On the other side of the ball, things are a bit closer. 

Kansas City has actually allowed more yards than Atlanta (1,107 to 992), and more yards per play as well (5.2 to 5.0). The Chiefs have allowed fewer points (57 to 66) and fewer points per drive (1.58 to 1.94), and have allowed their opponents to score a touchdown or field goal on a lower percentage of their total drives (30.6 percent to 38.7 percent), but Expected Points Added still finds that the Atlanta defense has been about 5.3 points more valuable than that of the Chiefs. 

The Chiefs have allowed more rushing yards (335 to 255), but fewer yards per rush (4.3 to 4.8). They've allowed more passing yards (772 to 737) and more yards per pass (6.9 to 6.1), but thanks to their greater success at limiting touchdowns (2 to 4) and creating interceptions (4 to 1), they have a lower opponent's passer rating and QBR. Both teams are dealing with long-term injuries to important defenders, as Vic Beasley is out for several weeks with a torn hamstring, while Eric Berry is out for the season with a torn Achilles. 

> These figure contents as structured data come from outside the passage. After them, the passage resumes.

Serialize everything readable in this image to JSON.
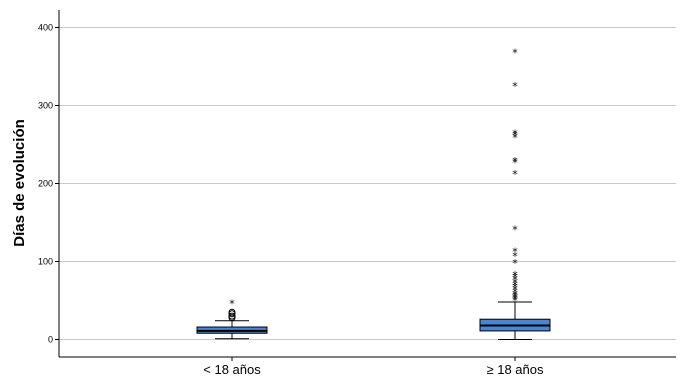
{
  "chart_data": {
    "type": "box",
    "ylabel": "Días de evolución",
    "xlabel": "",
    "ylim": [
      0,
      415
    ],
    "yticks": [
      0,
      100,
      200,
      300,
      400
    ],
    "grid": true,
    "box_color": "#4a86d4",
    "categories": [
      "< 18 años",
      "≥ 18 años"
    ],
    "boxes": [
      {
        "category": "< 18 años",
        "whisker_low": 1,
        "q1": 8,
        "median": 11,
        "q3": 16,
        "whisker_high": 24,
        "outliers": [
          28,
          30,
          33,
          35
        ],
        "extremes": [
          46
        ]
      },
      {
        "category": "≥ 18 años",
        "whisker_low": 0,
        "q1": 11,
        "median": 18,
        "q3": 26,
        "whisker_high": 48,
        "outliers": [],
        "extremes": [
          50,
          52,
          54,
          56,
          58,
          61,
          64,
          67,
          70,
          73,
          77,
          80,
          83,
          98,
          107,
          113,
          141,
          212,
          227,
          229,
          259,
          262,
          264,
          325,
          368
        ]
      }
    ]
  }
}
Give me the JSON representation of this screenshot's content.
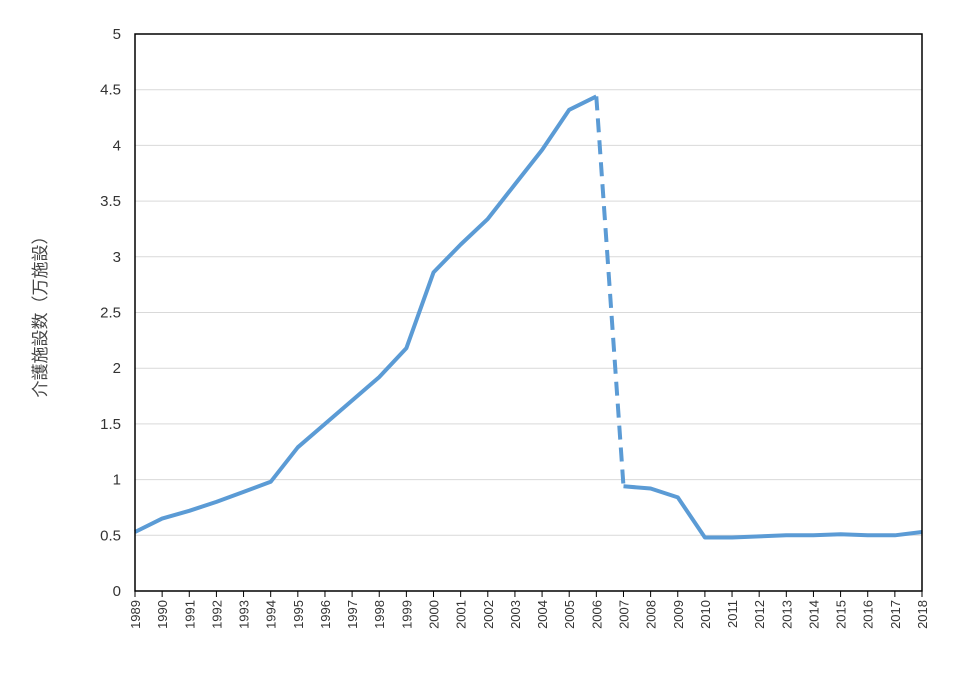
{
  "chart_data": {
    "type": "line",
    "title": "",
    "xlabel": "",
    "ylabel": "介護施設数（万施設）",
    "ylim": [
      0,
      5
    ],
    "yticks": [
      "0",
      "0.5",
      "1",
      "1.5",
      "2",
      "2.5",
      "3",
      "3.5",
      "4",
      "4.5",
      "5"
    ],
    "grid": "horizontal",
    "legend": "none",
    "line_color": "#5B9BD5",
    "categories": [
      "1989",
      "1990",
      "1991",
      "1992",
      "1993",
      "1994",
      "1995",
      "1996",
      "1997",
      "1998",
      "1999",
      "2000",
      "2001",
      "2002",
      "2003",
      "2004",
      "2005",
      "2006",
      "2007",
      "2008",
      "2009",
      "2010",
      "2011",
      "2012",
      "2013",
      "2014",
      "2015",
      "2016",
      "2017",
      "2018"
    ],
    "series": [
      {
        "values": [
          0.53,
          0.65,
          0.72,
          0.8,
          0.89,
          0.98,
          1.29,
          1.5,
          1.71,
          1.92,
          2.18,
          2.86,
          3.11,
          3.34,
          3.65,
          3.96,
          4.32,
          4.44,
          0.94,
          0.92,
          0.84,
          0.48,
          0.48,
          0.49,
          0.5,
          0.5,
          0.51,
          0.5,
          0.5,
          0.53
        ],
        "dashed_segment": [
          "2006",
          "2007"
        ]
      }
    ]
  }
}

There are several metrics through which we can tease out each team's overall performance. Their record is the same, for example, but the Chiefs have the lead in point differential (plus-36 to plus-21). The Falcons were No. 1 and the Chiefs were No. 2 in ESPN's Football Power Index heading into Week 3, but the Chiefs seem likely to jump into the top spot as a result of this weekend's performances. Kansas City was also No. 2 in Football Outsiders' DVOA after two weeks, but considering they were behind only the Baltimore Ravens and that the Ravens were blown off the field by the Jaguars on Sunday morning, it also seems likely the Chiefs will take over the top spot in DVOA when those rankings come out on Wednesday. Atlanta was No. 9 in DVOA after two weeks and seems likely to remain somewhere in that range. 

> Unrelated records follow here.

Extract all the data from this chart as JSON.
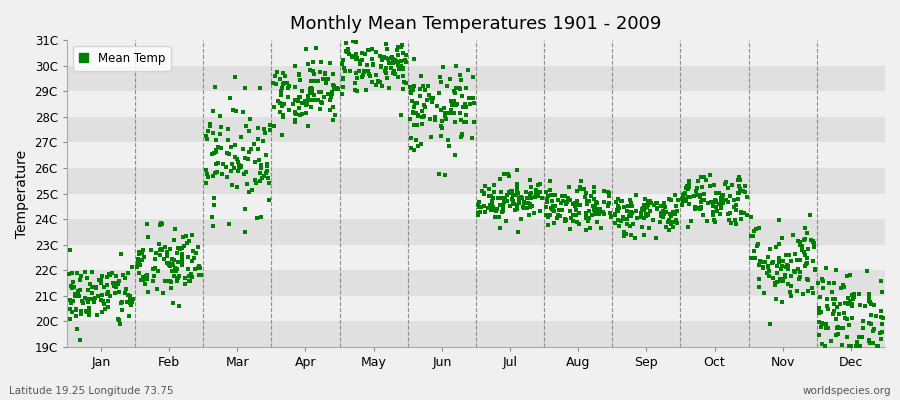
{
  "title": "Monthly Mean Temperatures 1901 - 2009",
  "ylabel": "Temperature",
  "xlabel": "",
  "ylim": [
    19,
    31
  ],
  "yticks": [
    19,
    20,
    21,
    22,
    23,
    24,
    25,
    26,
    27,
    28,
    29,
    30,
    31
  ],
  "ytick_labels": [
    "19C",
    "20C",
    "21C",
    "22C",
    "23C",
    "24C",
    "25C",
    "26C",
    "27C",
    "28C",
    "29C",
    "30C",
    "31C"
  ],
  "month_names": [
    "Jan",
    "Feb",
    "Mar",
    "Apr",
    "May",
    "Jun",
    "Jul",
    "Aug",
    "Sep",
    "Oct",
    "Nov",
    "Dec"
  ],
  "month_means": [
    21.0,
    22.2,
    26.5,
    29.0,
    30.0,
    28.2,
    24.8,
    24.4,
    24.2,
    24.8,
    22.3,
    20.3
  ],
  "month_stds": [
    0.65,
    0.75,
    1.1,
    0.65,
    0.55,
    0.85,
    0.45,
    0.42,
    0.42,
    0.52,
    0.85,
    0.85
  ],
  "n_years": 109,
  "marker_color": "#008000",
  "marker": "s",
  "marker_size": 2.5,
  "fig_bg_color": "#f0f0f0",
  "plot_bg_color": "#f5f5f5",
  "band_color_light": "#f0f0f0",
  "band_color_dark": "#e0e0e0",
  "grid_color": "#777777",
  "legend_label": "Mean Temp",
  "footnote_left": "Latitude 19.25 Longitude 73.75",
  "footnote_right": "worldspecies.org",
  "seed": 42
}
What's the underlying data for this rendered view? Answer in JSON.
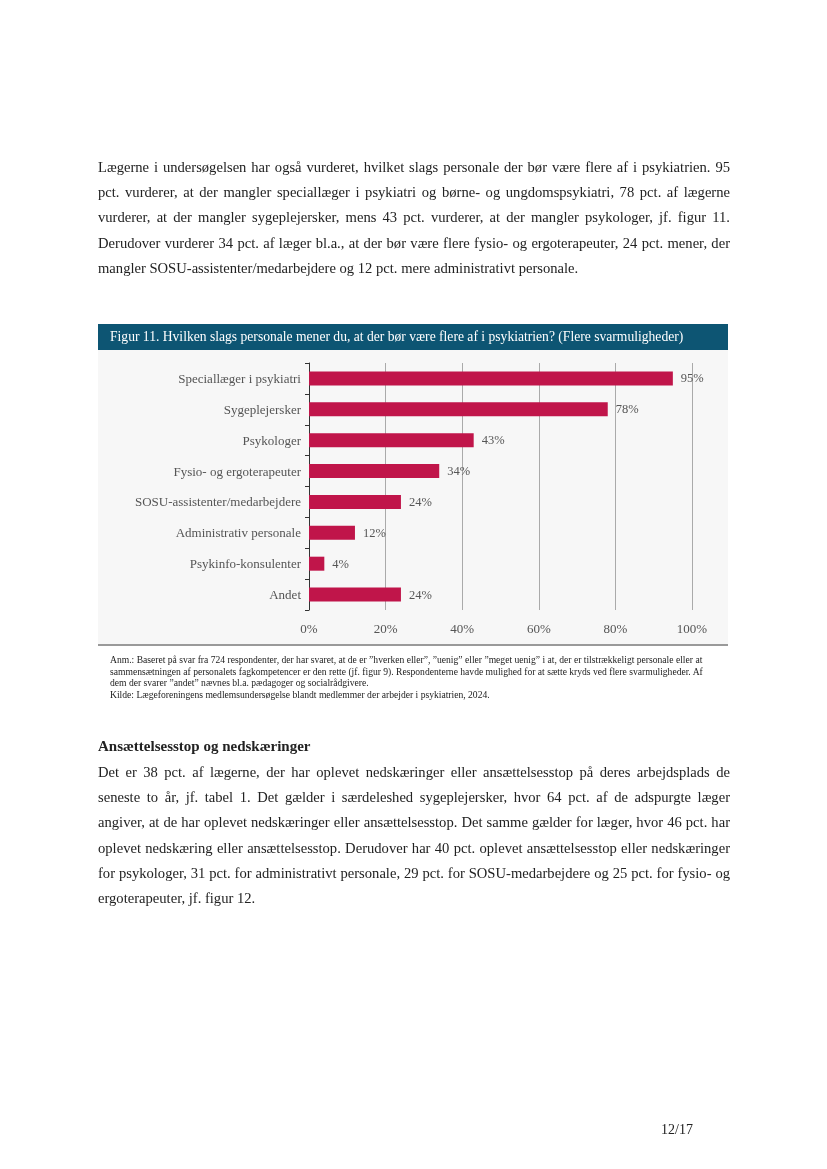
{
  "chart_data": {
    "type": "bar",
    "orientation": "horizontal",
    "title": "Figur 11. Hvilken slags personale mener du, at der bør være flere af i psykiatrien? (Flere svarmuligheder)",
    "categories": [
      "Speciallæger i psykiatri",
      "Sygeplejersker",
      "Psykologer",
      "Fysio- og ergoterapeuter",
      "SOSU-assistenter/medarbejdere",
      "Administrativ personale",
      "Psykinfo-konsulenter",
      "Andet"
    ],
    "values": [
      95,
      78,
      43,
      34,
      24,
      12,
      4,
      24
    ],
    "value_labels": [
      "95%",
      "78%",
      "43%",
      "34%",
      "24%",
      "12%",
      "4%",
      "24%"
    ],
    "color": "#c0154a",
    "xlim": [
      0,
      100
    ],
    "xticks": [
      {
        "value": 0,
        "label": "0%"
      },
      {
        "value": 20,
        "label": "20%"
      },
      {
        "value": 40,
        "label": "40%"
      },
      {
        "value": 60,
        "label": "60%"
      },
      {
        "value": 80,
        "label": "80%"
      },
      {
        "value": 100,
        "label": "100%"
      }
    ],
    "grid": "x",
    "annotations": [
      "Lægerne i undersøgelsen har også vurderet, hvilket slags personale der bør være flere af i psykiatrien. 95 pct. vurderer, at der mangler speciallæger i psykiatri og børne- og ungdomspsykiatri, 78 pct. af lægerne vurderer, at der mangler sygeplejersker, mens 43 pct. vurderer, at der mangler psykologer, jf. figur 11. Derudover vurderer 34 pct. af læger bl.a., at der bør være flere fysio- og ergoterapeuter, 24 pct. mener, der mangler SOSU-assistenter/medarbejdere og 12 pct. mere administrativt personale.",
      "Anm.: Baseret på svar fra 724 respondenter, der har svaret, at de er ”hverken eller”, ”uenig” eller ”meget uenig” i at, der er tilstrækkeligt personale eller at sammensætningen af personalets fagkompetencer er den rette (jf. figur 9). Respondenterne havde mulighed for at sætte kryds ved flere svarmuligheder. Af dem der svarer ”andet” nævnes bl.a. pædagoger og socialrådgivere.",
      "Kilde: Lægeforeningens medlemsundersøgelse blandt medlemmer der arbejder i psykiatrien, 2024.",
      "Ansættelsesstop og nedskæringer",
      "Det er 38 pct. af lægerne, der har oplevet nedskæringer eller ansættelsesstop på deres arbejdsplads de seneste to år, jf. tabel 1. Det gælder i særdeleshed sygeplejersker, hvor 64 pct. af de adspurgte læger angiver, at de har oplevet nedskæringer eller ansættelsesstop. Det samme gælder for læger, hvor 46 pct. har oplevet nedskæring eller ansættelsesstop. Derudover har 40 pct. oplevet ansættelsesstop eller nedskæringer for psykologer, 31 pct. for administrativt personale, 29 pct. for SOSU-medarbejdere og 25 pct. for fysio- og ergoterapeuter, jf. figur 12.",
      "12/17"
    ]
  }
}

So, yes, the Chiefs have been better than the Falcons through three weeks. But we're not only interested in the past; we also want to know (or at least get a better idea of) what will happen in the future. Here's a look at the upcoming schedule for each team:

7at NEat OAK
9at CARat DAL
11at SEAat NYG

Simply by virtue of their upcoming schedules, it sure seems like Atlanta is likely to stay unbeaten longer. First of all, the Falcons have a bye in Week 5, giving them one fewer chance to lose than the Chiefs over the next several weeks. Additionally, the Falcons play only the Bills and Dolphins over the next three weeks, while the Chiefs face tougher games against Washington, the Titans and the Steelers. And while the Falcons likely have the single toughest game on their schedule between now and the end of November (at New England in Week 7), the Chiefs have a slightly tougher slate overall. Their opponents in Weeks 4 through 12 currently have a combined 14-10 record, while the Falcons' opponents have a record of 12-10, thanks to the fact that the Dolphins and Bucs both had Week 1 byes and both appear on Atlanta's schedule over the next several weeks. 

But who stays unbeaten for longer is not necessarily the indicator of who will be the better team. The first three games of the season would seemingly point us toward the Chiefs being the better squad for the balance of the season, but the first three games have also shown us a Chiefs offense that is wildly out of step with what we've come to expect over the last several years. How much you buy them as a better overall team than the Falcons likely comes down to how much faith you have that this is the "new normal" for them going forward. Kareem Hunt isn't going to keep scoring 50-plus-yard touchdowns every single week (I think) and Alex Smith likely isn't going to continue being the best downfield passer in football. Matt Ryan isn't going to throw three picks every week and Julio Jones isn't going to get completely shut out of the end zone all year. But if the Chiefs can go from being the above-average offense they've been during the Andy Reid Era to being an excellent one, that closes the gap significantly. If they continue playing the way they have during that same period of time on defense, they just might be the best team in the league.